A successful channel strategy will give you a way to grow by regularly adding to the amount of business you do with each customer. Don't stop at device and network monitoring. Gradually step into higher margin services – like cloud back-up or data analytics – to incrementally increase the amount that customers spend.
The shift in thinking is from product to services selling is strategic; it forces a conversation with customers that lets them know that they mean more to you than just a place to sell the next new box that comes along.
The telecom master agents know this well. Those businesses were selling basic connectivity, which is ideal for recurring revenues, but the margins were in a steady decline.
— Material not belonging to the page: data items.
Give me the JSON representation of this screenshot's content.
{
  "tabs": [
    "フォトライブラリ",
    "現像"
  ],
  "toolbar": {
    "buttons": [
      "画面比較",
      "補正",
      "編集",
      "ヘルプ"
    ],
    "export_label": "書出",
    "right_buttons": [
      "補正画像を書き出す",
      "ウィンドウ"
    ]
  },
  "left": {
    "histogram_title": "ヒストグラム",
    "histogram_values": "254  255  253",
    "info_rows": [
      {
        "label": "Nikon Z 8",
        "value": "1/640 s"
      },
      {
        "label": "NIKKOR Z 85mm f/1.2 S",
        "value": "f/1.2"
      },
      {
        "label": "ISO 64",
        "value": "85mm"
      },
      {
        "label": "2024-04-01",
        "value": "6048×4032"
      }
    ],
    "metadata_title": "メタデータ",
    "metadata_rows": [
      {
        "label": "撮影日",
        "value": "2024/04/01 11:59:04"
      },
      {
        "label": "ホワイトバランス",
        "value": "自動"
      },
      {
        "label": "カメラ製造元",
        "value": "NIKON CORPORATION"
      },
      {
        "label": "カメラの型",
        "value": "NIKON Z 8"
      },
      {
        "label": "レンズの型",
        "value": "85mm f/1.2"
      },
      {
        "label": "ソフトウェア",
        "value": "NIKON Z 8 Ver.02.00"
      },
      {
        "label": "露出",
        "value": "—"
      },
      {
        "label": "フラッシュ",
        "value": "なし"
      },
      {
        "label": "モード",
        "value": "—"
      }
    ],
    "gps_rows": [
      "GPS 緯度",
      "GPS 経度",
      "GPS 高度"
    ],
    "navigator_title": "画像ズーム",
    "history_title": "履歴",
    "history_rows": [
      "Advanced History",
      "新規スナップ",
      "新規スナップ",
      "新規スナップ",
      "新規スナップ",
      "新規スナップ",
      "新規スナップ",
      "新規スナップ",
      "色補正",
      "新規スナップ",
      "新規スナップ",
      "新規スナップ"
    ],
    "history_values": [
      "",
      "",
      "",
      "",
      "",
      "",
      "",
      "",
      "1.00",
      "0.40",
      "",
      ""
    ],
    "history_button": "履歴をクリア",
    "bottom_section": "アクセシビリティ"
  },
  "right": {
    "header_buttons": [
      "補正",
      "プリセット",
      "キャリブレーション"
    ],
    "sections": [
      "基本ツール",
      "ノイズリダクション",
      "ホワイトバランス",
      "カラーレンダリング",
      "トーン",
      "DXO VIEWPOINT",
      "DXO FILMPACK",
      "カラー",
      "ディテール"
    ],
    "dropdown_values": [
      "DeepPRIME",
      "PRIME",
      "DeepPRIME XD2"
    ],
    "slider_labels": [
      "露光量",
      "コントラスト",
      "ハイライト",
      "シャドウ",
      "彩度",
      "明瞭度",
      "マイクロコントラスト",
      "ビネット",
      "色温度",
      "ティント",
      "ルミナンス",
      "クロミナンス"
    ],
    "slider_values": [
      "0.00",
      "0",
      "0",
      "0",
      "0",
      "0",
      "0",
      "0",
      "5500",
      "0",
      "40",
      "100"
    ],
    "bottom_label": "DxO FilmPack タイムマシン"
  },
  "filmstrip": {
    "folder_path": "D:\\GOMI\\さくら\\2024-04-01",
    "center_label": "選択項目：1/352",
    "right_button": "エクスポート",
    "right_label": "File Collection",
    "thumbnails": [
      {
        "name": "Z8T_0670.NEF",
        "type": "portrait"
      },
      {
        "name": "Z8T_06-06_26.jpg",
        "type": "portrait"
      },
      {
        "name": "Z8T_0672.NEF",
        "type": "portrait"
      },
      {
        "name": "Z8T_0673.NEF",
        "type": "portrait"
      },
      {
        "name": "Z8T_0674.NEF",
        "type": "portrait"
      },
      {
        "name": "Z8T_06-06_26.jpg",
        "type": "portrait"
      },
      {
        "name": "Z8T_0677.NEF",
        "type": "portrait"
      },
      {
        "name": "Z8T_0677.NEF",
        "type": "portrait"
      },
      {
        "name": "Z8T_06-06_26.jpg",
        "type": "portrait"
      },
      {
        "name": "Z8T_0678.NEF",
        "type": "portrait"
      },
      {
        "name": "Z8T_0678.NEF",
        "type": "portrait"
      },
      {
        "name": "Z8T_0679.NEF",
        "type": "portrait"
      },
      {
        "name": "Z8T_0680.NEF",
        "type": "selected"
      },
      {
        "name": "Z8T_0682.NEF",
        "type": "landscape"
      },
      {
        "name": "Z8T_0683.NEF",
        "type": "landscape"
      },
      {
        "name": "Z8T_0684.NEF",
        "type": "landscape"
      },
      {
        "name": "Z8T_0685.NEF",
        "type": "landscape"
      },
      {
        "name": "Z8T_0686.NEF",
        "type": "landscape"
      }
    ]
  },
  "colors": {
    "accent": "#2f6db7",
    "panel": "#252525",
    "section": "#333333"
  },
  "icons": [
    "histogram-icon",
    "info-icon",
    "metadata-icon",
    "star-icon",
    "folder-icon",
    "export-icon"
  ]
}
They had to adapt and bring the channel along with them.
Intelisys, for example, bought a cloud services company five years ago, knowing that it needed to change its business to embrace the cloud, as well as provide education to other channel partners.
"This is when we really started adding more value to our partners and helping them make the pivot to different kinds of services, away from the more traditional connectivity providers," Jay Bradley, president of Intelisys, told CRN.
Cisco appears to be helping channel partners build CLV with its new "intuitive network" architecture, announced this month. Along with updated hardware and software, Cisco is adding in subscriptions to network services, to help enterprises protect against malware and automate key business processes.
Chuck Robbins, Cisco's CEO, told CRN that partners could benefit from this shift in network architecture because it opens the door for partners to help companies tie business outcomes to their technology hardware and services spending. "The opportunities are huge and I do believe that this represents not only a new era of networking and [Cisco] ushering in a new wave of innovation, but I think it represents a new era of opportunities for our partners in the future as well," said Robbins told CRN.
In Cisco's case, we'll soon find out if the rubber meets the road. Does a vendor's new network architecture help the channel sell services? Are partners incentivized to bring in services revenue in a way that encourages a longer CLV than the sale of a shiny new switch?
These are important questions for the channel. CRN's research has shown for years that moving from product sales to recurring revenue sales means vendors need a new approach with how they work with the channel, how they educate the channel and what kinds of salespeople they hire.
For vendors, a new software- and subscription-based business model needs to usher in a new pricing model that truly supports "as-a-service" delivery. If it doesn't, product sales will conflict with solution providers that are selling the same technology as part of a managed service.
But if vendors do adapt and partner effectively with the channel, they'll thrive. Channel partners that work to increase their clients' CLV are more than technology suppliers; they're helping businesses solve strategic problems and making customers for life.